Son tiempos de incertidumbre en los que hemos de hacer un esfuerzo en no mirarnos sólo a nosotros mismos y nuestros pesares.
Nadie supo lo que se avecinaba hasta que entramos de lleno en el problema del que nos va a costar salir. Día por día la vida va cambiando de una manera brusca que nos cuesta asimilar. Sea cual sea el estatus social en el que nos desenvolvemos, la perplejidad es grande. Las horas del día se han vuelto desaforadas. Estamos desorientados, saturados de información sin saber hasta qué punto es fidedigno todo lo que nos cuentan. Los que no hemos vivido ninguna guerra formada por ejércitos, lo hacemos ahora contra un enemigo invisible y mortal. Nos aferramos a soluciones pasadas porque las actuales no llegan. Ponemos nuestro pensamiento en épocas que fueron más prósperas, menos dañinas. El futuro asusta aún más que el presente. La esperanza parece que se nos ha escondido bajo la cama y no quiere salir por más que queramos convencerla.
Son tiempos de incertidumbre en los que hemos de hacer un esfuerzo en no mirarnos sólo a nosotros mismos y nuestros pesares. Vamos a mirarnos en los otros como en un espejo. Vamos a sacar a flote la empatía. Son muchas las personas que necesitan ayuda, las que necesitan que se les devuelva el respeto perdido. Son muchos los que piden a gritos recuperar su machacada dignidad. Necesitan que hagamos lo imposible por levantarles de nuevo el ánimo. Necesitan que les acompañemos con nuestra lucha por sus derechos. Necesitan que hagamos de padres y madres que los consuelen y conduzcan a un bienestar perdido con dudas de ser recuperado.

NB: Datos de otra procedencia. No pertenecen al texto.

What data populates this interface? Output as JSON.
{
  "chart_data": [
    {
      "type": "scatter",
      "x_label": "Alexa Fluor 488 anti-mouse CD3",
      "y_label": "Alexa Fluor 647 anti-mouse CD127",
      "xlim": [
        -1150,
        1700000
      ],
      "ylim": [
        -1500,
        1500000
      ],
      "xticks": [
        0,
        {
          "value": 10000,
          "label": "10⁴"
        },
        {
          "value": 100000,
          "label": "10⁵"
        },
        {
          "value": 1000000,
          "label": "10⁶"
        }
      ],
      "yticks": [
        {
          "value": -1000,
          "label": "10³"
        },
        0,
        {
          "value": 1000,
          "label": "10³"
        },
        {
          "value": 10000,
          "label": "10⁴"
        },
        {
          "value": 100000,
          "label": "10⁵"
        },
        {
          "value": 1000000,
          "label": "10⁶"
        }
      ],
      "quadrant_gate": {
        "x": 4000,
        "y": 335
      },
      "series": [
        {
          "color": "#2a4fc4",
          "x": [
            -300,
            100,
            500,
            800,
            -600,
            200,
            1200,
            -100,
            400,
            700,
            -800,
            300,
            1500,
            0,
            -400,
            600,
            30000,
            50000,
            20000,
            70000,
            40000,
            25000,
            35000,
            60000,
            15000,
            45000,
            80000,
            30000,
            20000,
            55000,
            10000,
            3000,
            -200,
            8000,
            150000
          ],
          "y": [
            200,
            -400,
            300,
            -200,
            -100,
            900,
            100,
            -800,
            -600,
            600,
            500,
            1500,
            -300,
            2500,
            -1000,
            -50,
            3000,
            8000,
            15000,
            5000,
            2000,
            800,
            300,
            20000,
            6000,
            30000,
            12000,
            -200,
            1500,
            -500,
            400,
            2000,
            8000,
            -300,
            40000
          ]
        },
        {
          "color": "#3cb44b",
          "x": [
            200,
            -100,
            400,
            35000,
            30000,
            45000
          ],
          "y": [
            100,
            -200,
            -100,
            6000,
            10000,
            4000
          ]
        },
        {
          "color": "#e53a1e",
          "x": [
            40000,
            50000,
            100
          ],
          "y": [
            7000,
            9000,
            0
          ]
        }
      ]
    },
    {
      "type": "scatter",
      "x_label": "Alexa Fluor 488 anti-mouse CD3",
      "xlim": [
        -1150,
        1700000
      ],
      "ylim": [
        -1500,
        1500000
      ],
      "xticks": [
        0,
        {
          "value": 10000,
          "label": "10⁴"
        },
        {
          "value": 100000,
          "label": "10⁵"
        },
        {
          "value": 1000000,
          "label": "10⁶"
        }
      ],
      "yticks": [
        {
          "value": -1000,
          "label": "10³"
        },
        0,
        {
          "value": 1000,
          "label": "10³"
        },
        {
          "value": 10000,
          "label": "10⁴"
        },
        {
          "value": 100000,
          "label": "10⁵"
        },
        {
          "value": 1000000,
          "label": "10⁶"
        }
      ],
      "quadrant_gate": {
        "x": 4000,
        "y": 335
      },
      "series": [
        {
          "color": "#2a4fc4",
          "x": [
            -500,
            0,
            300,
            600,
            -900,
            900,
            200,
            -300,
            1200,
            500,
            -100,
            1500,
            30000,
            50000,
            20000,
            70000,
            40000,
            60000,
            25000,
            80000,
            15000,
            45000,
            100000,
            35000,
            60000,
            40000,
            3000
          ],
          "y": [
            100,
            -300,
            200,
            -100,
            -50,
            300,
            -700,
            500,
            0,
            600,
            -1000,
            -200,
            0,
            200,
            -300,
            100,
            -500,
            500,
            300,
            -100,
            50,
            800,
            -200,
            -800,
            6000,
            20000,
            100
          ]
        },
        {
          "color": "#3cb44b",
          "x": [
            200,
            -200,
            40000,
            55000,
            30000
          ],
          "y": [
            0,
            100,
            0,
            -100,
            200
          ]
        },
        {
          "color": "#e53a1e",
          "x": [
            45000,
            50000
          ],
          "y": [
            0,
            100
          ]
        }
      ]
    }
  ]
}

Esta situación me lleva a varios versículos del capítulo cuatro del libro deuterocanónico Eclesiástico. En ellos, con toda sencillez se nos anima a ser responsables y estar junto a los más vulnerables, los que sufren igual que nosotros pero con otros males añadidos.
Hijo mío, no te burles de la vida del pobre, no deprimas al que sufre amargamente;
no le gruñas al necesitado ni te cierres al ánimo abatido;
no exasperes al que se siente abatido ni niegues limosna al que te la pide;
no rechaces al indigente que acude a ti ni apartes tu rostro del pobre,
haz caso del pobre y responde a su saludo con llaneza;
libra al oprimido del opresor y no te repugne hacer justicia.
Sé padre para los huérfanos y marido para las viudas, y serás como un hijo para el Altísimo, que te amará más que tu madre.